Online Safety for Kids - What Parents Should Consider

As the COVID-19 pandemic continues, children are online more than ever, leaving parents with concerns over their online safety. T&M's Rachel Bayar, Esq., Managing Director of Sexual Misconduct Consulting & Investigations, spoke to Camp Kveller on what parents should consider and how to keep their kids safe online.

Children Online Safety 2

During last week's Camp Kveller podcast, which was hosted by Sharon Weiss-Greenberg, the former Rosh Moshava (Head of Camp) at Pennsylvania’s Camp StoneKey, Ms. Bayar provided the following key points:

  • No matter what screen time rules existed in your home prior to COVID-19, the situation has changed. It’s important to be aware of what your children are doing online, including becoming more familiar with sites, apps, or whatever types of programs and technologies they may be using.
  • Stay on top of trends, address them with your children, and teach them boundaries to protect themselves. Start with a few basic ground rules:
    • Nudes are a no-no. Make sure your kids understand that they should never send — or even take — a nude photograph.
    • Secrets aren’t allowed. Teach your kids that keeping secrets — particularly those with adults who are strangers, even if they are “friends” with your child online — is not a safe scenario. There should be no secrets.
    • Never share identifying information with strangers online.
  • It is crucial that children understand that anything that happens online — even if the platform promises that the picture or message will be erased — is forever permanent. 

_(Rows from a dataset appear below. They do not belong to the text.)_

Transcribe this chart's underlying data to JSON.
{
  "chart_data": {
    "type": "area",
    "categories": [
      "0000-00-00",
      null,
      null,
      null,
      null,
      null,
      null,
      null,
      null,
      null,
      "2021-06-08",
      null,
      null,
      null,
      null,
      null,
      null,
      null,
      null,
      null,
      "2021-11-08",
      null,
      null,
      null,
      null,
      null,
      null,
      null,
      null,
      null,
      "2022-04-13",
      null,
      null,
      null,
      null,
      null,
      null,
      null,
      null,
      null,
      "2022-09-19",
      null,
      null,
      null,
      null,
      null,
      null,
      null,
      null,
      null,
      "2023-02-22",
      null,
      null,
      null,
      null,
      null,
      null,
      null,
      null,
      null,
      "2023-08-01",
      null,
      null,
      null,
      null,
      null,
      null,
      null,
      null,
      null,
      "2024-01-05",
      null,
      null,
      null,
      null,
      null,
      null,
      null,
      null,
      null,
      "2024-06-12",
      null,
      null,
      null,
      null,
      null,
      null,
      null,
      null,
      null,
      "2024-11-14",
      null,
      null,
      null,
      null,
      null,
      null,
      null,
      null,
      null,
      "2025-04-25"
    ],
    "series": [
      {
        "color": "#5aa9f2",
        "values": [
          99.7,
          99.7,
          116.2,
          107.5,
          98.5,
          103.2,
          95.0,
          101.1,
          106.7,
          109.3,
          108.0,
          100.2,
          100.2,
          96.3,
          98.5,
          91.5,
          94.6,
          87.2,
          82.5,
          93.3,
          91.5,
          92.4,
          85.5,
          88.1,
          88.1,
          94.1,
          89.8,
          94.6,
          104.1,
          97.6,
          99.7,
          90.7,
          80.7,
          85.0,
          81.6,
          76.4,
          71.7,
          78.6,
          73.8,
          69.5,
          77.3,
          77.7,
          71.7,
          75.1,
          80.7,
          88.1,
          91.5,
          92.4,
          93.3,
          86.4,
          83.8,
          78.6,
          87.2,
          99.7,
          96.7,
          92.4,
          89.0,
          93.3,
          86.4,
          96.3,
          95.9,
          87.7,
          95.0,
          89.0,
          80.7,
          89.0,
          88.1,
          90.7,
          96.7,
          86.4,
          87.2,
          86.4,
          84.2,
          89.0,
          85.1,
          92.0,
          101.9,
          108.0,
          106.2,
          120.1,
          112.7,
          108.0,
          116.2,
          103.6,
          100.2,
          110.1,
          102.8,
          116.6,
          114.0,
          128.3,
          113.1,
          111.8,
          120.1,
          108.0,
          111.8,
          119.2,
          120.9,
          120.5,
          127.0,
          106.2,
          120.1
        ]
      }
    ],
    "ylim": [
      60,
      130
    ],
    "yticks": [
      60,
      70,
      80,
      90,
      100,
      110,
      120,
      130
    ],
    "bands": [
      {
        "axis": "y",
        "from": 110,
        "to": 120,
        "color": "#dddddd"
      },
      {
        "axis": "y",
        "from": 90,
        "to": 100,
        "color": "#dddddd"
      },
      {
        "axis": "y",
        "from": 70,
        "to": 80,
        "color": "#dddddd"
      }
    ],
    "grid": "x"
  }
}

Ms. Bayar also advises that since camp - and likely school - is now online, parents should inquire about the camp or school's online safety protocols. If they seem defensive or apprehensive about engaging in this conversation, it may be that the institution is not taking these issues as seriously as they should be. In this case, you may need to speak to other stakeholders and advocate for your children, and, if necessary, consider a different program.